We may not be individually responsible for this privilege, but we need to recognize it and the ways in which others are daily denied it. Changing systematic policies that have benefited some at the cost of others first requires awareness. Then it requires unrelenting action. It requires the power of the Spirit acting in us as members of different communities—religious, social, political.

We are each called by the Spirit in different ways. Jesus calls us to take his yoke upon ourselves and learn from him. The Spirit calls some to prepare and distribute meals. It calls others to take political action, especially to get out the vote. Kendi writes, “We all have the power to discriminate. Only an exclusive few have the power to make policy.”

As Stacy Abrams said in an Minnesota Public Radio (MPR) interview on Tuesday, (I’m paraphrasing) “I can’t be sure that voting will change things as they need to be changed, but I know for sure that failing to vote will not bring about needed change.”

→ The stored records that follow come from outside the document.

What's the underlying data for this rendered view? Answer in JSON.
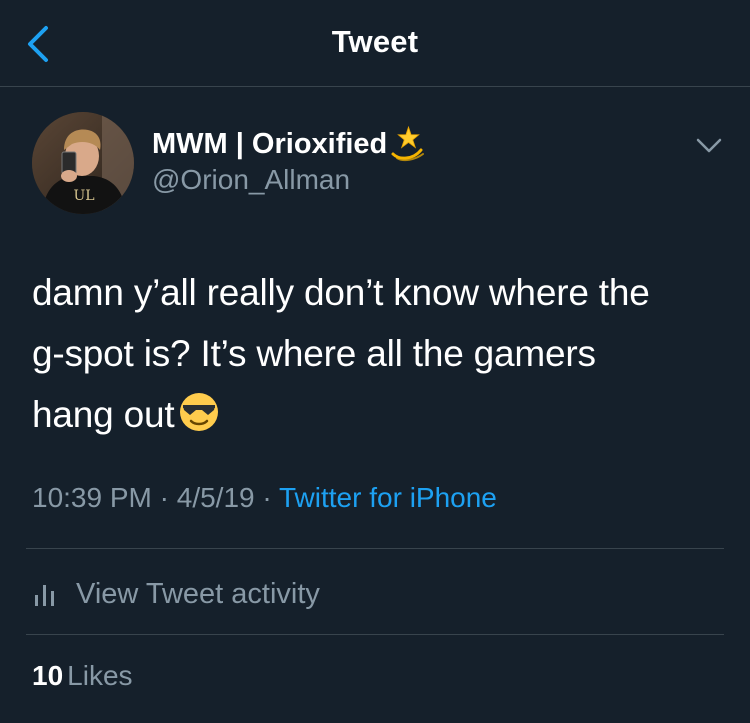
{
  "header": {
    "title": "Tweet",
    "back_icon": "chevron-left-icon"
  },
  "author": {
    "display_name": "MWM | Orioxified",
    "name_emoji": "dizzy-star-emoji",
    "handle": "@Orion_Allman",
    "avatar_icon": "profile-photo"
  },
  "tweet": {
    "line1": "damn y’all really don’t know where the",
    "line2": "g-spot is? It’s where all the gamers",
    "line3": "hang out",
    "emoji": "sunglasses-emoji"
  },
  "meta": {
    "time": "10:39 PM",
    "separator1": " · ",
    "date": "4/5/19",
    "separator2": " · ",
    "source": "Twitter for iPhone"
  },
  "activity": {
    "label": "View Tweet activity",
    "icon": "bar-chart-icon"
  },
  "likes": {
    "count": "10",
    "label": "Likes"
  },
  "colors": {
    "background": "#15202b",
    "divider": "#38444d",
    "secondary_text": "#8899a6",
    "accent": "#1da1f2"
  }
}
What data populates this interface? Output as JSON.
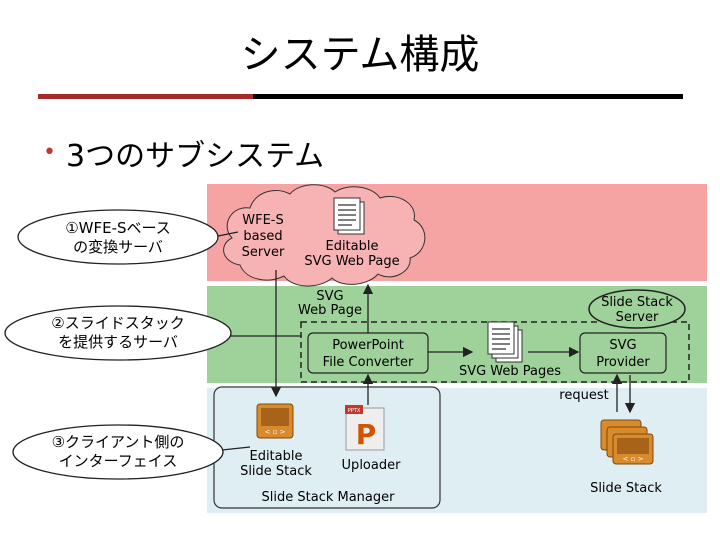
{
  "slide": {
    "title": "システム構成",
    "bullet": "3つのサブシステム"
  },
  "callouts": [
    {
      "line1": "①WFE-Sベース",
      "line2": "の変換サーバ"
    },
    {
      "line1": "②スライドスタック",
      "line2": "を提供するサーバ"
    },
    {
      "line1": "③クライアント側の",
      "line2": "インターフェイス"
    }
  ],
  "diagram": {
    "wfe_cloud": {
      "line1": "WFE-S",
      "line2": "based",
      "line3": "Server"
    },
    "editable_svg_page": {
      "line1": "Editable",
      "line2": "SVG Web Page"
    },
    "svg_web_page_label": {
      "line1": "SVG",
      "line2": "Web Page"
    },
    "slide_stack_server": {
      "line1": "Slide Stack",
      "line2": "Server"
    },
    "ppt_converter": {
      "line1": "PowerPoint",
      "line2": "File Converter"
    },
    "svg_web_pages": "SVG Web Pages",
    "svg_provider": {
      "line1": "SVG",
      "line2": "Provider"
    },
    "request_label": "request",
    "editable_slide_stack": {
      "line1": "Editable",
      "line2": "Slide Stack"
    },
    "uploader": "Uploader",
    "uploader_badge": "PPTX",
    "slide_stack_manager": "Slide Stack Manager",
    "slide_stack": "Slide Stack"
  },
  "colors": {
    "band_top": "#f5a3a3",
    "band_middle": "#9fd29b",
    "band_bottom": "#dfeef2",
    "title_rule_red": "#a52a2a",
    "bullet": "#c0392b"
  }
}
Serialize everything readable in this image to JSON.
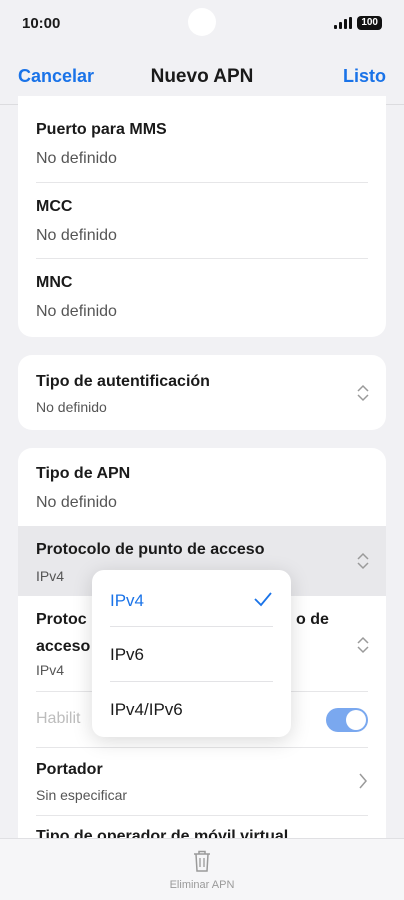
{
  "status_bar": {
    "time": "10:00",
    "battery": "100"
  },
  "nav": {
    "cancel": "Cancelar",
    "title": "Nuevo APN",
    "done": "Listo"
  },
  "card1": {
    "items": [
      {
        "title": "Puerto para MMS",
        "value": "No definido"
      },
      {
        "title": "MCC",
        "value": "No definido"
      },
      {
        "title": "MNC",
        "value": "No definido"
      }
    ]
  },
  "card2": {
    "title": "Tipo de autentificación",
    "value": "No definido"
  },
  "card3": {
    "apn_type": {
      "title": "Tipo de APN",
      "value": "No definido"
    },
    "protocol": {
      "title": "Protocolo de punto de acceso",
      "value": "IPv4"
    },
    "roaming_protocol": {
      "title_left_1": "Protoc",
      "title_right": "o de",
      "title_left_2": "acceso",
      "value": "IPv4"
    },
    "enable": {
      "title": "Habilit",
      "toggle_on": true
    },
    "bearer": {
      "title": "Portador",
      "value": "Sin especificar"
    },
    "mvno": {
      "title": "Tipo de operador de móvil virtual"
    }
  },
  "popup": {
    "options": [
      "IPv4",
      "IPv6",
      "IPv4/IPv6"
    ],
    "selected_index": 0
  },
  "bottom": {
    "delete_label": "Eliminar APN"
  },
  "colors": {
    "accent": "#1a73e8",
    "background": "#f1f1f4",
    "toggle": "#7aa8ef"
  }
}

What is the Spirit calling me—and you—to do?


Prayers of the Faithful

Response:  “Jesus, gentle and humble of heart, hear our prayer.”

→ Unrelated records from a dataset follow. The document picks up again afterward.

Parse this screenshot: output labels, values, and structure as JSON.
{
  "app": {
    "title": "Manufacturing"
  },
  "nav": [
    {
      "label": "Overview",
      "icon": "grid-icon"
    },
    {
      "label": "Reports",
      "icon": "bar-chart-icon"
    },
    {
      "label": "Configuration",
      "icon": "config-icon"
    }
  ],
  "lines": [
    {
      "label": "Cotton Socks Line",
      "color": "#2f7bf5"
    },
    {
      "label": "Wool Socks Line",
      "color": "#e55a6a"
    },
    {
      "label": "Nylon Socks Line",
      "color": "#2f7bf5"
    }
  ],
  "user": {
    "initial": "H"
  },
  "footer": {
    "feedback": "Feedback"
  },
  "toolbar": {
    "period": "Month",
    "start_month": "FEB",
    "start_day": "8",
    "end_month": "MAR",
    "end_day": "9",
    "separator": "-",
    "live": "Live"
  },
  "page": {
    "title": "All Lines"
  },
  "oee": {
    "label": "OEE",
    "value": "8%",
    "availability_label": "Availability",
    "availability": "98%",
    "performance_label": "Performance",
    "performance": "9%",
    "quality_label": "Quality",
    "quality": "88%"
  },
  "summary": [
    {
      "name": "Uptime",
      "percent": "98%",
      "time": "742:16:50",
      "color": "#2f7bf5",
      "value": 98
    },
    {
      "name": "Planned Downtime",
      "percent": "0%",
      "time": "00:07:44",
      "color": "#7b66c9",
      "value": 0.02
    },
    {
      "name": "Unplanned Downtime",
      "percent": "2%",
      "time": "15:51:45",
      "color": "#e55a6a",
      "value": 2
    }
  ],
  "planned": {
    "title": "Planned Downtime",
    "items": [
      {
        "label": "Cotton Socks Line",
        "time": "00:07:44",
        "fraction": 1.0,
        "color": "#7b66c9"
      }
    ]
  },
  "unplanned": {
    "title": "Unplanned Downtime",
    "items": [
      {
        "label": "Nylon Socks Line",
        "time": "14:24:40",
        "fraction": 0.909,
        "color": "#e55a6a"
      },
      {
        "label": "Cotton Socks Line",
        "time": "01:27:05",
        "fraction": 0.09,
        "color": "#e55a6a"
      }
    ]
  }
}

  1. For our community, All Are One, continue to send your Spirit upon us to enable us to be an inclusive community, open and welcoming to all, we pray—

Response:  “Jesus, gentle and humble of heart, hear our prayer.”

 2. For each of us here and for our entire Church, help us to respond with love and care to each and every person we meet, and additionally, in these times, let us be hope for each other, each and every day, we pray—Response:  “Jesus, gentle and humble of heart, hear our prayer.”

 3.  For all who are suffering here today or in our wider community, be it in body, mind or spirit, we pray—Response:  “Jesus, gentle and humble of heart, hear our prayer.”

 4.  For our brothers and sisters throughout our country who are suffering from our racist culture—be with each one and give them your deep and abiding peace to know that somehow, all will be well, as you God open hearts to see the ways we have failed in this regard, we pray—Response:  “Jesus, gentle and humble of heart, hear our prayer.”

  1. For our world and its people, that we might begin to study earnestly the ways of peace and then do whatever is necessary to turn our backs on the ways  of war and conflict, we pray—Response:  “Jesus, gentle and humble of heart, hear our prayer.”

 6.  For each of us here and for our wider Church, that we would realize today and always what a loving and compassionate God we have, slow to anger and rich in kindness, we pray—Response:  “Jesus, gentle and humble of heart, hear our prayer.”

  1. Loving Jesus, be with all families who have lost loved ones this week, from Covid 19 and in all other ways—give them your peace, and help them to find their way through their grief, we pray—Response:  “Jesus, gentle and humble of heart, hear our prayer.”

      ***Let us pray for your particular needs—you may say them aloud, we pray, then response

***Let us pray for the silent petitions on our hearts—pause, we pray, then response

Let Us Pray

Good and gentle God, our source of all strength and wisdom.  We ask that you would give us peace—filled and loving hearts—the energy to always seek after peace through the gifts of lovingkindness and mercy.  Give us understanding and mercy that we might see what our black and brown sisters and brothers have lived with for so long and make the necessary and needed changes—now.  Help us to remember that our real task in this world as followers of Jesus, our brother, is to love Your people and this world. We ask that we might have the strength for this great task.   All this we ask of you, Jesus, in union with the Creator and the Spirit, one God who lives and loves us forever and ever—AMEN.


Let Us Pray—Again, my friends, we can’t meet and receive communion in a physical way, so we must remember that we are Jesus to each other and that he is present in all we meet if we have eyes to see.

Prayer after Communion

Jesus, our brother and friend, may we always praise you and thank you for the gift of the Eucharist that we have just received. May your words of love and care, “Come to me and I will give you rest” always resound in our hearts and draw us back. All this we ask of you who lives and loves us forever and ever—AMEN.